The Cahokia secret weapons and Falcon Warriors, are deployed and the Romans are massacred, all except Gaius. After the death of his army and hopes, Gaius' life truly begins. Gaius is hated and scorned, but protected by the chief. He slowly learns the language and ways of his new people. He was saved to teach Roman war to his new people. But it isn't just war that he teaches. Slowly the people of the mound are changed and introduced to Roman civilization.

But there is one constant, war, and it is coming on a scale never imagined in the New World. Gaius and his strategies will be put to the test. If they win, there is always the Roman Emporium that doesn't like to lose. If there are riches to be found, Rome and its legions will march.

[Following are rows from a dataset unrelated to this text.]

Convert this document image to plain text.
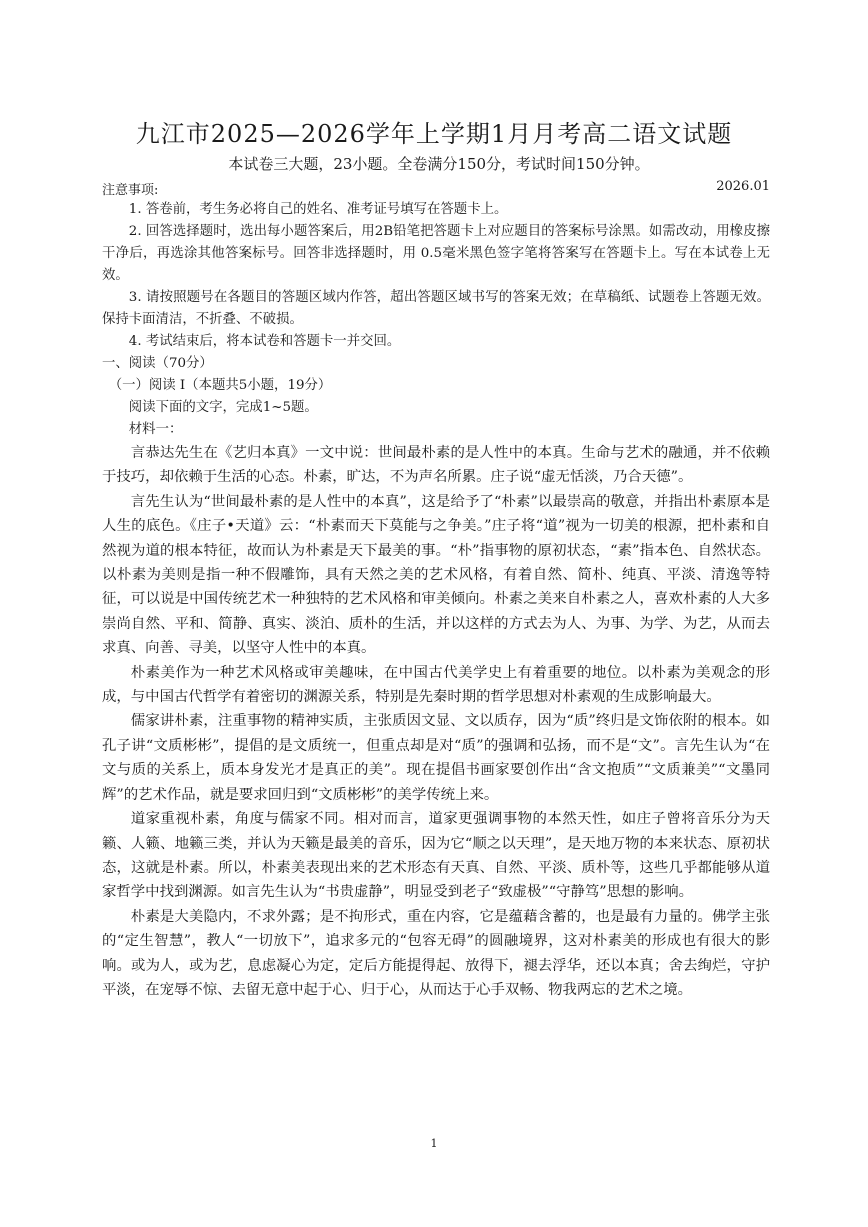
九江市2025—2026学年上学期1月月考高二语文试题
本试卷三大题，23小题。全卷满分150分，考试时间150分钟。
注意事项:	2026.01

1. 答卷前，考生务必将自己的姓名、准考证号填写在答题卡上。

2. 回答选择题时，选出每小题答案后，用2B铅笔把答题卡上对应题目的答案标号涂黑。如需改动，用橡皮擦干净后，再选涂其他答案标号。回答非选择题时，用 0.5毫米黑色签字笔将答案写在答题卡上。写在本试卷上无效。

3. 请按照题号在各题目的答题区域内作答，超出答题区域书写的答案无效；在草稿纸、试题卷上答题无效。保持卡面清洁，不折叠、不破损。

4. 考试结束后，将本试卷和答题卡一并交回。

一、阅读（70分）

（一）阅读 I（本题共5小题，19分）

阅读下面的文字，完成1~5题。

材料一：

言恭达先生在《艺归本真》一文中说：世间最朴素的是人性中的本真。生命与艺术的融通，并不依赖于技巧，却依赖于生活的心态。朴素，旷达，不为声名所累。庄子说“虚无恬淡，乃合天德”。

言先生认为“世间最朴素的是人性中的本真”，这是给予了“朴素”以最崇高的敬意，并指出朴素原本是人生的底色。《庄子•天道》云：“朴素而天下莫能与之争美。”庄子将“道”视为一切美的根源，把朴素和自然视为道的根本特征，故而认为朴素是天下最美的事。“朴”指事物的原初状态，“素”指本色、自然状态。以朴素为美则是指一种不假雕饰，具有天然之美的艺术风格，有着自然、简朴、纯真、平淡、清逸等特征，可以说是中国传统艺术一种独特的艺术风格和审美倾向。朴素之美来自朴素之人，喜欢朴素的人大多崇尚自然、平和、简静、真实、淡泊、质朴的生活，并以这样的方式去为人、为事、为学、为艺，从而去求真、向善、寻美，以坚守人性中的本真。

朴素美作为一种艺术风格或审美趣味，在中国古代美学史上有着重要的地位。以朴素为美观念的形成，与中国古代哲学有着密切的渊源关系，特别是先秦时期的哲学思想对朴素观的生成影响最大。

儒家讲朴素，注重事物的精神实质，主张质因文显、文以质存，因为“质”终归是文饰依附的根本。如孔子讲“文质彬彬”，提倡的是文质统一，但重点却是对“质”的强调和弘扬，而不是“文”。言先生认为“在文与质的关系上，质本身发光才是真正的美”。现在提倡书画家要创作出“含文抱质”“文质兼美”“文墨同辉”的艺术作品，就是要求回归到“文质彬彬”的美学传统上来。

道家重视朴素，角度与儒家不同。相对而言，道家更强调事物的本然天性，如庄子曾将音乐分为天籁、人籁、地籁三类，并认为天籁是最美的音乐，因为它“顺之以天理”，是天地万物的本来状态、原初状态，这就是朴素。所以，朴素美表现出来的艺术形态有天真、自然、平淡、质朴等，这些几乎都能够从道家哲学中找到渊源。如言先生认为“书贵虚静”，明显受到老子“致虚极”“守静笃”思想的影响。

朴素是大美隐内，不求外露；是不拘形式，重在内容，它是蕴藉含蓄的，也是最有力量的。佛学主张的“定生智慧”，教人“一切放下”，追求多元的“包容无碍”的圆融境界，这对朴素美的形成也有很大的影响。或为人，或为艺，息虑凝心为定，定后方能提得起、放得下，褪去浮华，还以本真；舍去绚烂，守护平淡，在宠辱不惊、去留无意中起于心、归于心，从而达于心手双畅、物我两忘的艺术之境。

1
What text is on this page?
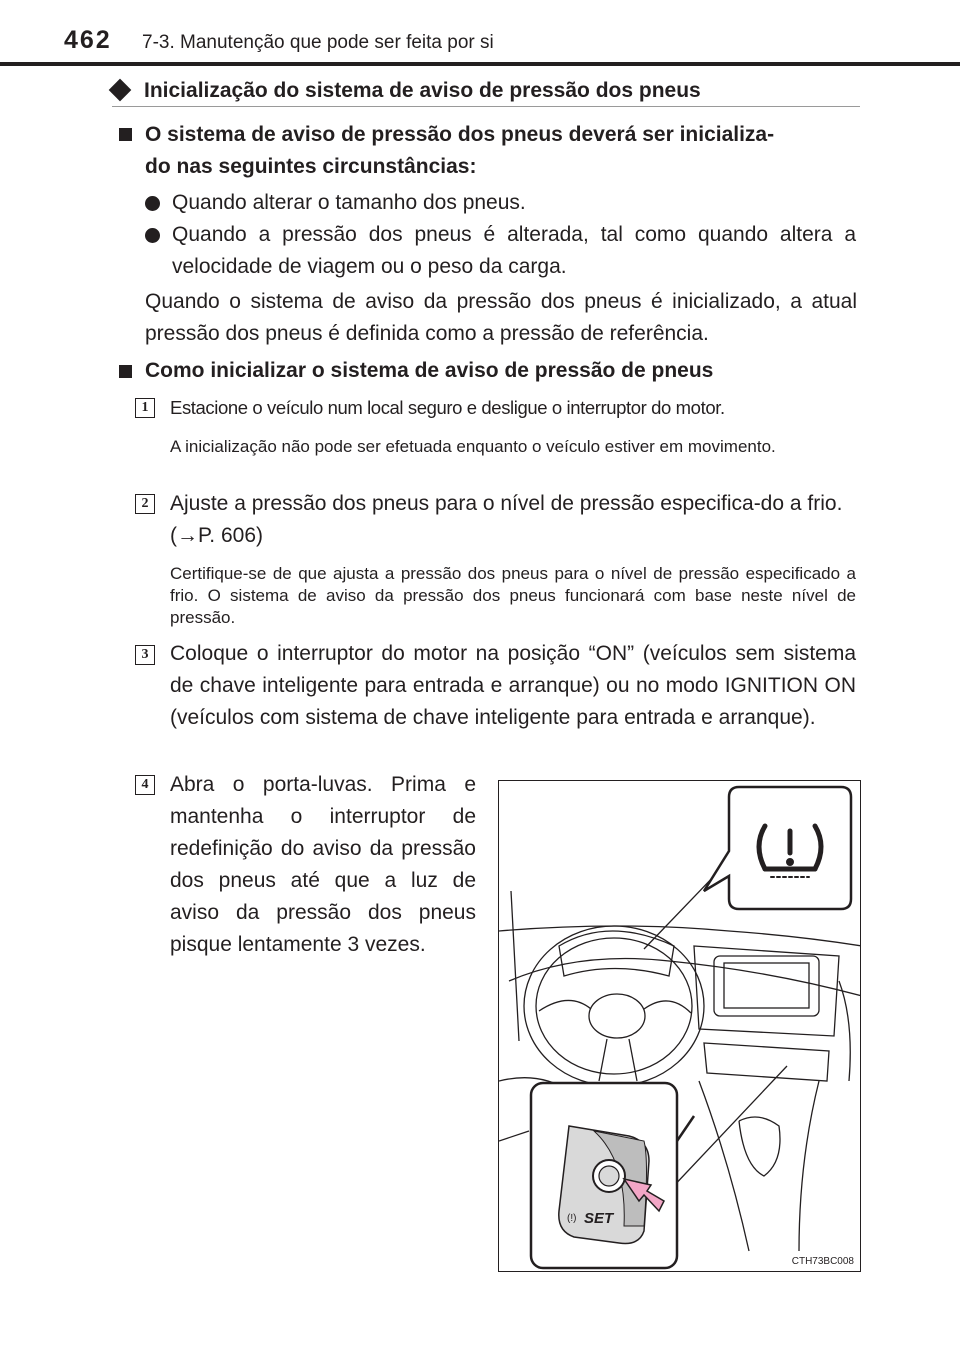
462 7-3. Manutenção que pode ser feita por si
Inicialização do sistema de aviso de pressão dos pneus
O sistema de aviso de pressão dos pneus deverá ser inicializa-
do nas seguintes circunstâncias:
Quando alterar o tamanho dos pneus.
Quando a pressão dos pneus é alterada, tal como quando altera a velocidade de viagem ou o peso da carga.
Quando o sistema de aviso da pressão dos pneus é inicializado, a atual pressão dos pneus é definida como a pressão de referência.
Como inicializar o sistema de aviso de pressão de pneus
1	Estacione o veículo num local seguro e desligue o interruptor do motor.
A inicialização não pode ser efetuada enquanto o veículo estiver em movimento.
2	Ajuste a pressão dos pneus para o nível de pressão especifica-do a frio. (→P. 606)
Certifique-se de que ajusta a pressão dos pneus para o nível de pressão especificado a frio. O sistema de aviso da pressão dos pneus funcionará com base neste nível de pressão.
3	Coloque o interruptor do motor na posição “ON” (veículos sem sistema de chave inteligente para entrada e arranque) ou no modo IGNITION ON (veículos com sistema de chave inteligente para entrada e arranque).
4	Abra o porta-luvas. Prima e mantenha o interruptor de redefinição do aviso da pressão dos pneus até que a luz de aviso da pressão dos pneus pisque lentamente 3 vezes.
SET
(!)
CTH73BC008
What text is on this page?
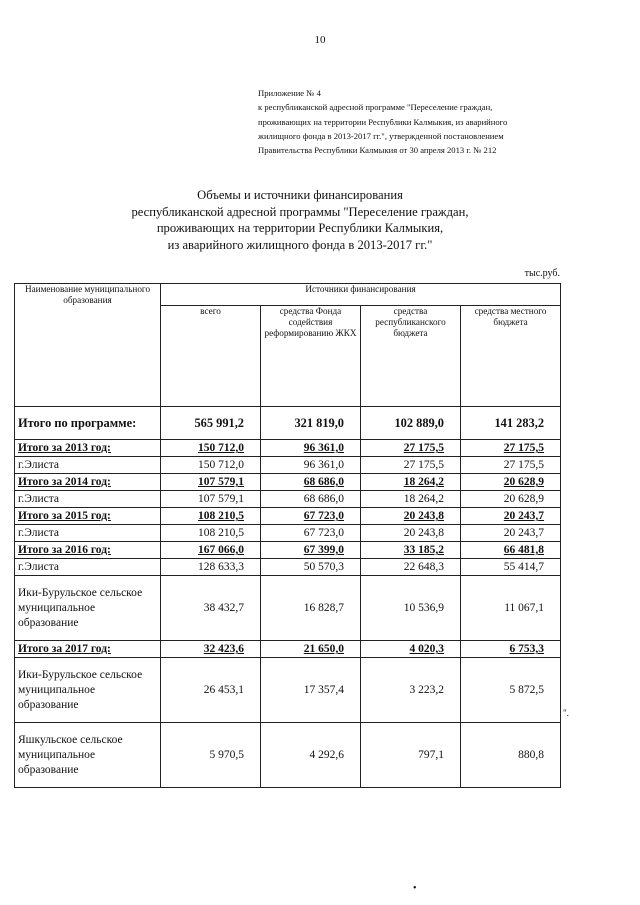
10
Приложение № 4
к республиканской адресной программе "Переселение граждан,
проживающих на территории Республики Калмыкия, из аварийного
жилищного фонда в 2013-2017 гг.", утвержденной постановлением
Правительства Республики Калмыкия от 30 апреля 2013 г. № 212
Объемы и источники финансирования
республиканской адресной программы "Переселение граждан,
проживающих на территории Республики Калмыкия,
из аварийного жилищного фонда в 2013-2017 гг."
тыс.руб.
Наименование муниципального образования	Источники финансирования			
	всего	средства Фонда содействия реформированию ЖКХ	средства республиканского бюджета	средства местного бюджета
Итого по программе:	565 991,2	321 819,0	102 889,0	141 283,2
Итого за 2013 год:	150 712,0	96 361,0	27 175,5	27 175,5
г.Элиста	150 712,0	96 361,0	27 175,5	27 175,5
Итого за 2014 год:	107 579,1	68 686,0	18 264,2	20 628,9
г.Элиста	107 579,1	68 686,0	18 264,2	20 628,9
Итого за 2015 год:	108 210,5	67 723,0	20 243,8	20 243,7
г.Элиста	108 210,5	67 723,0	20 243,8	20 243,7
Итого за 2016 год:	167 066,0	67 399,0	33 185,2	66 481,8
г.Элиста	128 633,3	50 570,3	22 648,3	55 414,7
Ики-Бурульское сельское муниципальное образование	38 432,7	16 828,7	10 536,9	11 067,1
Итого за 2017 год:	32 423,6	21 650,0	4 020,3	6 753,3
Ики-Бурульское сельское муниципальное образование	26 453,1	17 357,4	3 223,2	5 872,5
Яшкульское сельское муниципальное образование	5 970,5	4 292,6	797,1	880,8
".
•
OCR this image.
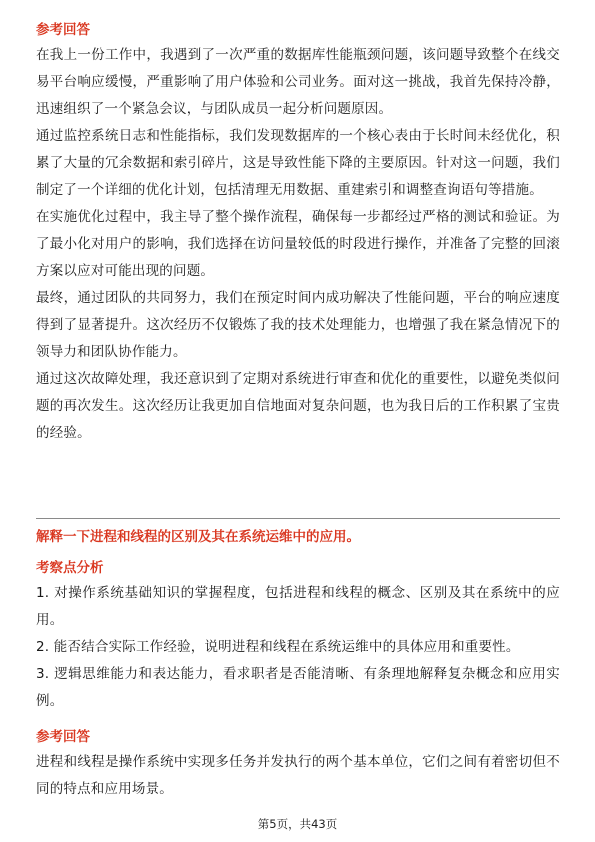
参考回答

在我上一份工作中，我遇到了一次严重的数据库性能瓶颈问题，该问题导致整个在线交易平台响应缓慢，严重影响了用户体验和公司业务。面对这一挑战，我首先保持冷静，迅速组织了一个紧急会议，与团队成员一起分析问题原因。

通过监控系统日志和性能指标，我们发现数据库的一个核心表由于长时间未经优化，积累了大量的冗余数据和索引碎片，这是导致性能下降的主要原因。针对这一问题，我们制定了一个详细的优化计划，包括清理无用数据、重建索引和调整查询语句等措施。

在实施优化过程中，我主导了整个操作流程，确保每一步都经过严格的测试和验证。为了最小化对用户的影响，我们选择在访问量较低的时段进行操作，并准备了完整的回滚方案以应对可能出现的问题。

最终，通过团队的共同努力，我们在预定时间内成功解决了性能问题，平台的响应速度得到了显著提升。这次经历不仅锻炼了我的技术处理能力，也增强了我在紧急情况下的领导力和团队协作能力。

通过这次故障处理，我还意识到了定期对系统进行审查和优化的重要性，以避免类似问题的再次发生。这次经历让我更加自信地面对复杂问题，也为我日后的工作积累了宝贵的经验。

解释一下进程和线程的区别及其在系统运维中的应用。
考察点分析

1. 对操作系统基础知识的掌握程度，包括进程和线程的概念、区别及其在系统中的应用。

2. 能否结合实际工作经验，说明进程和线程在系统运维中的具体应用和重要性。

3. 逻辑思维能力和表达能力，看求职者是否能清晰、有条理地解释复杂概念和应用实例。

参考回答

进程和线程是操作系统中实现多任务并发执行的两个基本单位，它们之间有着密切但不同的特点和应用场景。

第5页，共43页
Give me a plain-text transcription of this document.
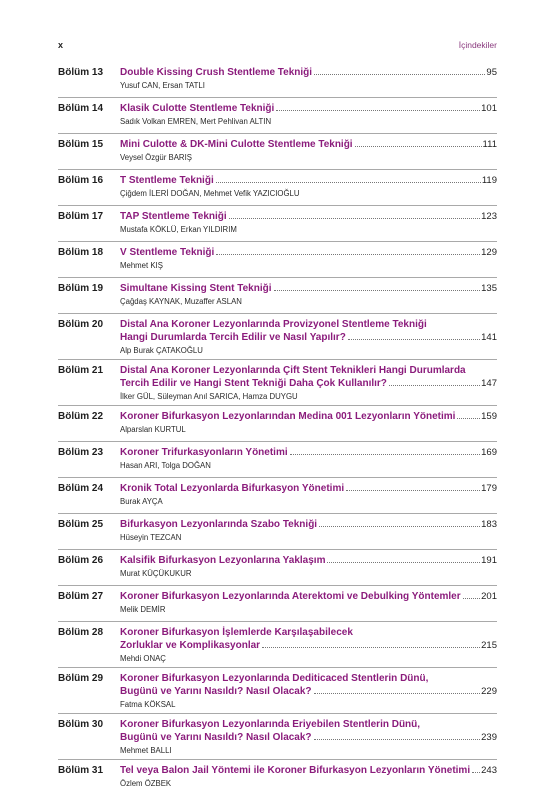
x	İçindekiler
Bölüm 13 Double Kissing Crush Stentleme Tekniği	95
Yusuf CAN, Ersan TATLI
Bölüm 14 Klasik Culotte Stentleme Tekniği	101
Sadık Volkan EMREN, Mert Pehlivan ALTIN
Bölüm 15 Mini Culotte & DK-Mini Culotte Stentleme Tekniği	111
Veysel Özgür BARIŞ
Bölüm 16 T Stentleme Tekniği	119
Çiğdem İLERİ DOĞAN, Mehmet Vefik YAZICIOĞLU
Bölüm 17 TAP Stentleme Tekniği	123
Mustafa KÖKLÜ, Erkan YILDIRIM
Bölüm 18 V Stentleme Tekniği	129
Mehmet KIŞ
Bölüm 19 Simultane Kissing Stent Tekniği	135
Çağdaş KAYNAK, Muzaffer ASLAN
Bölüm 20 Distal Ana Koroner Lezyonlarında Provizyonel Stentleme Tekniği
Hangi Durumlarda Tercih Edilir ve Nasıl Yapılır?	141
Alp Burak ÇATAKOĞLU
Bölüm 21 Distal Ana Koroner Lezyonlarında Çift Stent Teknikleri Hangi Durumlarda
Tercih Edilir ve Hangi Stent Tekniği Daha Çok Kullanılır?	147
İlker GÜL, Süleyman Anıl SARICA, Hamza DUYGU
Bölüm 22 Koroner Bifurkasyon Lezyonlarından Medina 001 Lezyonların Yönetimi	159
Alparslan KURTUL
Bölüm 23 Koroner Trifurkasyonların Yönetimi	169
Hasan ARI, Tolga DOĞAN
Bölüm 24 Kronik Total Lezyonlarda Bifurkasyon Yönetimi	179
Burak AYÇA
Bölüm 25 Bifurkasyon Lezyonlarında Szabo Tekniği	183
Hüseyin TEZCAN
Bölüm 26 Kalsifik Bifurkasyon Lezyonlarına Yaklaşım	191
Murat KÜÇÜKUKUR
Bölüm 27 Koroner Bifurkasyon Lezyonlarında Aterektomi ve Debulking Yöntemler 201
Melik DEMİR
Bölüm 28 Koroner Bifurkasyon İşlemlerde Karşılaşabilecek
Zorluklar ve Komplikasyonlar	215
Mehdi ONAÇ
Bölüm 29 Koroner Bifurkasyon Lezyonlarında Dediticaced Stentlerin Dünü,
Bugünü ve Yarını Nasıldı? Nasıl Olacak?	229
Fatma KÖKSAL
Bölüm 30 Koroner Bifurkasyon Lezyonlarında Eriyebilen Stentlerin Dünü,
Bugünü ve Yarını Nasıldı? Nasıl Olacak?	239
Mehmet BALLI
Bölüm 31 Tel veya Balon Jail Yöntemi ile Koroner Bifurkasyon Lezyonların Yönetimi 243
Özlem ÖZBEK
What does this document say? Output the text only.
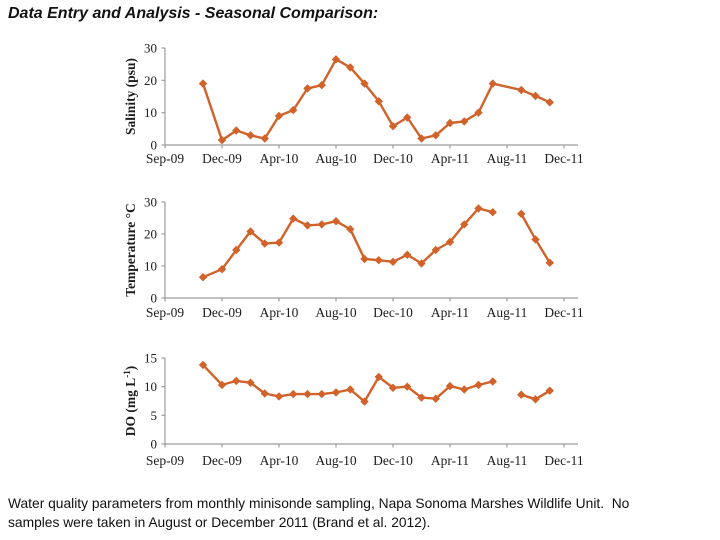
Data Entry and Analysis - Seasonal Comparison:
Sep-09 Dec-09 Apr-10 Aug-10 Dec-10 Apr-11 Aug-11 Dec-11
0
10
20
30
Salinity (psu)
Sep-09 Dec-09 Apr-10 Aug-10 Dec-10 Apr-11 Aug-11 Dec-11
0
10
20
30
Temperature °C
Sep-09 Dec-09 Apr-10 Aug-10 Dec-10 Apr-11 Aug-11 Dec-11
0
5
10
15
DO (mg $L^{-1}$)
Water quality parameters from monthly minisonde sampling, Napa Sonoma Marshes Wildlife Unit.  No
samples were taken in August or December 2011 (Brand et al. 2012).
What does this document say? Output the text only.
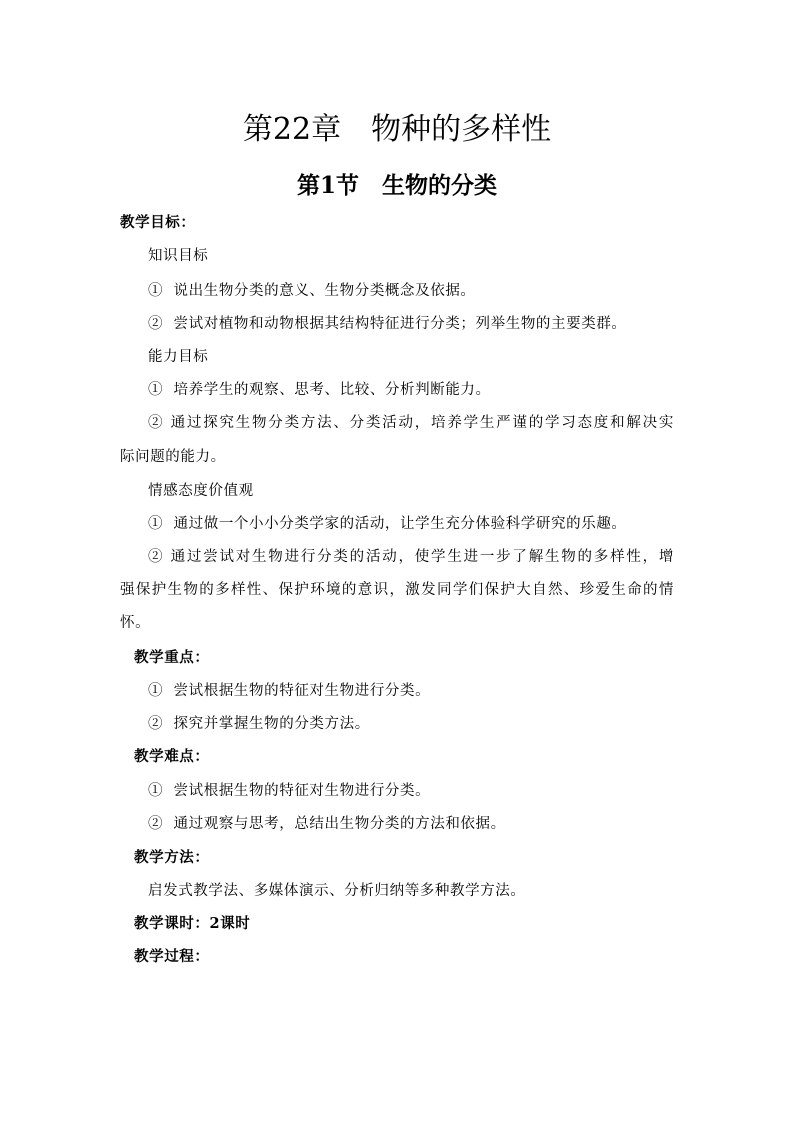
第22章　物种的多样性
第1节　生物的分类
教学目标：
知识目标
①  说出生物分类的意义、生物分类概念及依据。
②  尝试对植物和动物根据其结构特征进行分类；列举生物的主要类群。
能力目标
①  培养学生的观察、思考、比较、分析判断能力。
② 通过探究生物分类方法、分类活动，培养学生严谨的学习态度和解决实
际问题的能力。
情感态度价值观
①  通过做一个小小分类学家的活动，让学生充分体验科学研究的乐趣。
② 通过尝试对生物进行分类的活动，使学生进一步了解生物的多样性，增
强保护生物的多样性、保护环境的意识，激发同学们保护大自然、珍爱生命的情
怀。
教学重点：
①  尝试根据生物的特征对生物进行分类。
②  探究并掌握生物的分类方法。
教学难点：
①  尝试根据生物的特征对生物进行分类。
②  通过观察与思考，总结出生物分类的方法和依据。
教学方法：
启发式教学法、多媒体演示、分析归纳等多种教学方法。
教学课时：2课时
教学过程：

This is the first of three novel's set in an alternate America. The novel is an expansion of the 2010 Sidewise winning Novella, "A Clash of Eagles". I struggled for a while with the Cahokia tech abilities. The tech was a huge leap that I am not sure had any basis in our timeline. The extreme tech seemed to be a bit of a deus ex machina. I tend to dislike that mechanism in stories. Over time I was able to accept the differences. It was after my acceptance that I was truly able to enjoy the story.

I enjoy a good historical Roman novel. Recently, I have been enjoying the Macro and Cato series by Simon Scarrow. Another alternate history novel with some similarities that I enjoyed was Three Princes by Ramona Wheeler which told of an alternate world where Egypt's power continues on and heirs of Caesar and Cleopatra still rule.

The story reminded me of Dances with Wolves. A soldier who learns to live and love in a new land, eventually seeing the majesty of his new people and joining their tribe fully. I can see this story unfolding in a movie. The epic scope of characters in the land and air. The scenes would be quite dramatic and could only be appreciated on a the big screen.